On the basis of something she can’t yet define, she feels a strong affinity with the place. No amount of scepticism can diminish the sense of being brushed by microscopic vibrations from the past, as though atoms of ecstasy have been stamped on the very air. [loc. 4363]
Ingrid Laurie, Scottish archaeologist, is working on a biography of linguist Alice Kober, who died at 43 before her monograph, The Element -inth in Greek. was published. That monograph laid the basis for the decipherment of Linear B: it also, for Ingrid, reveals ancient goddess-worship practices in Crete.

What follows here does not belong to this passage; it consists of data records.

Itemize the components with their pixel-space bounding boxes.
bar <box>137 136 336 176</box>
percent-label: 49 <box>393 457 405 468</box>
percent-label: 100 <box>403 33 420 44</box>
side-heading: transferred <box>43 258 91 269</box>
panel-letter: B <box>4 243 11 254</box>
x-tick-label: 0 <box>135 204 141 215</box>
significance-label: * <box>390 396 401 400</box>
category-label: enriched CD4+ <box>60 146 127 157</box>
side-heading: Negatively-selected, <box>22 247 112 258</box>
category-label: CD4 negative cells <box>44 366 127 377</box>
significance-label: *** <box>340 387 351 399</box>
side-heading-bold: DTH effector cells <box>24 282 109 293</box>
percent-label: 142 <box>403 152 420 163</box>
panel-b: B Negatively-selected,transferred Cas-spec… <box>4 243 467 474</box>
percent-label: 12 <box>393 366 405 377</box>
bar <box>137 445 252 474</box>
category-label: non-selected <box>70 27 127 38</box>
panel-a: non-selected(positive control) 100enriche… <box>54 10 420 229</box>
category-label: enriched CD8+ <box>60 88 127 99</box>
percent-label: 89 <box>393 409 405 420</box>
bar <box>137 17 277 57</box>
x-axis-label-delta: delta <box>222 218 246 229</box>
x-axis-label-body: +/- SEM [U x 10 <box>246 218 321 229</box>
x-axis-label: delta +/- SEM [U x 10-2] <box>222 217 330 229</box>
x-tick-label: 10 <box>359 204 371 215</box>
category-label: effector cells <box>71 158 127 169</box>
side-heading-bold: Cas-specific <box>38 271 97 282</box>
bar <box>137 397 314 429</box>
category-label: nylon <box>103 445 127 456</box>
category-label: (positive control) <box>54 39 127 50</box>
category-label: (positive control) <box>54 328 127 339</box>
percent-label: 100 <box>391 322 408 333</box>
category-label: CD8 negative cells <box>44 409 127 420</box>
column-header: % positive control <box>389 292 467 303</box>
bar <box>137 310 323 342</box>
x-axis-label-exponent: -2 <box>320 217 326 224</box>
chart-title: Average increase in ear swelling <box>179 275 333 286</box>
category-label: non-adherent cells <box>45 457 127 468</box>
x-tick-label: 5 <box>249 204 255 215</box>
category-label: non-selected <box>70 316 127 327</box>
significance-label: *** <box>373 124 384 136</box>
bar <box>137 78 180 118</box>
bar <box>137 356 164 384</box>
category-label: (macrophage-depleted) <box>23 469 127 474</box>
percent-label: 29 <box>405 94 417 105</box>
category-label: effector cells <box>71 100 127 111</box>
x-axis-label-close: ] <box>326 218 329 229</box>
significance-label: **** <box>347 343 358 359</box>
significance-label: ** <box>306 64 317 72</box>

Ingrid is in Crete to progress her research: she's untroubled by the unspoken disapproval of the locals. ("The Sheely Valentai. This is what they call them now, these women without family, belonging to no one. Women with dyed hair who wear the bright revealing clothes of the young. Women who come to Greece to look for men. "[loc. 268]) She encounters local policeman Yiannis Stephanoudakis, who's investigating a curious death. The body of a young man has been found on the hillside, naked, opium-drugged, covered in honey, crawling with bees. Ingrid's knowledge of pre-Minoan Crete casts surprising light on the man's death, and on the activities of the commune up the road.

This is a difficult novel to encapsulate, because it has so many levels. There's a murder mystery, though not an especially straightforward one; there are discussions of misogyny (including some mockery of Freudian therapy: Ingrid's been told that she smokes because she "want[s] to bite and tear at the penis" [loc. 4112]). There is the biography of the real Alice Kober, and a subtle comparison of Kober with Ingrid's difficult mother, Greta. Themes of sensory deprivation and excess, sex versus intellect, the joys of philology, imagination in archaeology, the sudden prickle of the hairs on the back of the neck, bulls and bees, goddesses and eunuchs, the labyrinth and the thread ...

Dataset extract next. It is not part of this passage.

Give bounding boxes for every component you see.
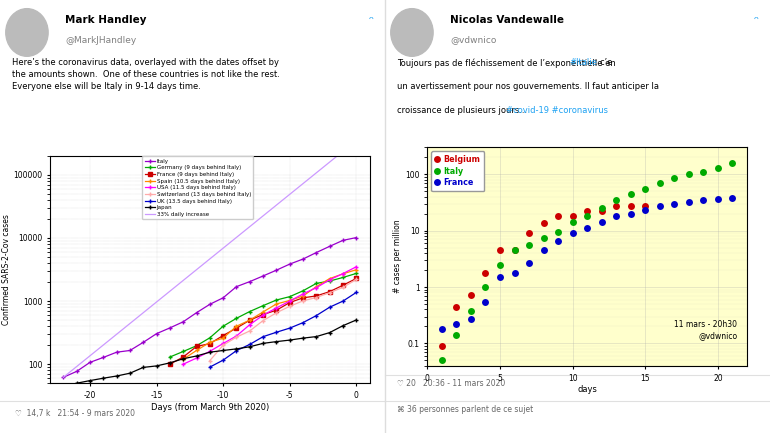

Alison Fell's prose is gorgeous. I frequently found myself staring into space, turning over a single sentence in my mind. (On a child's experience of learning to read, connecting the letters C-A-T with the beast: "...quite suddenly, like the sun, an animal entered the room, graceful, four-footed, and entire." [loc 158].) Substance isn't sacrificed to style: the novel is pacy, the threads of the plot knitting together to make a coherent, intelligent (and intellectual) whole.

I could, however, have done with a Greek dictionary whilst reading: I don't think it's necessary to know what 'eniautos' or 'tavrokatharpsia' or 'melipnois' or 'kerinthophagia' signify, beyond what's clear from context, but it would have been useful to understand the modern Greek words with which the dialogue is sprinkled.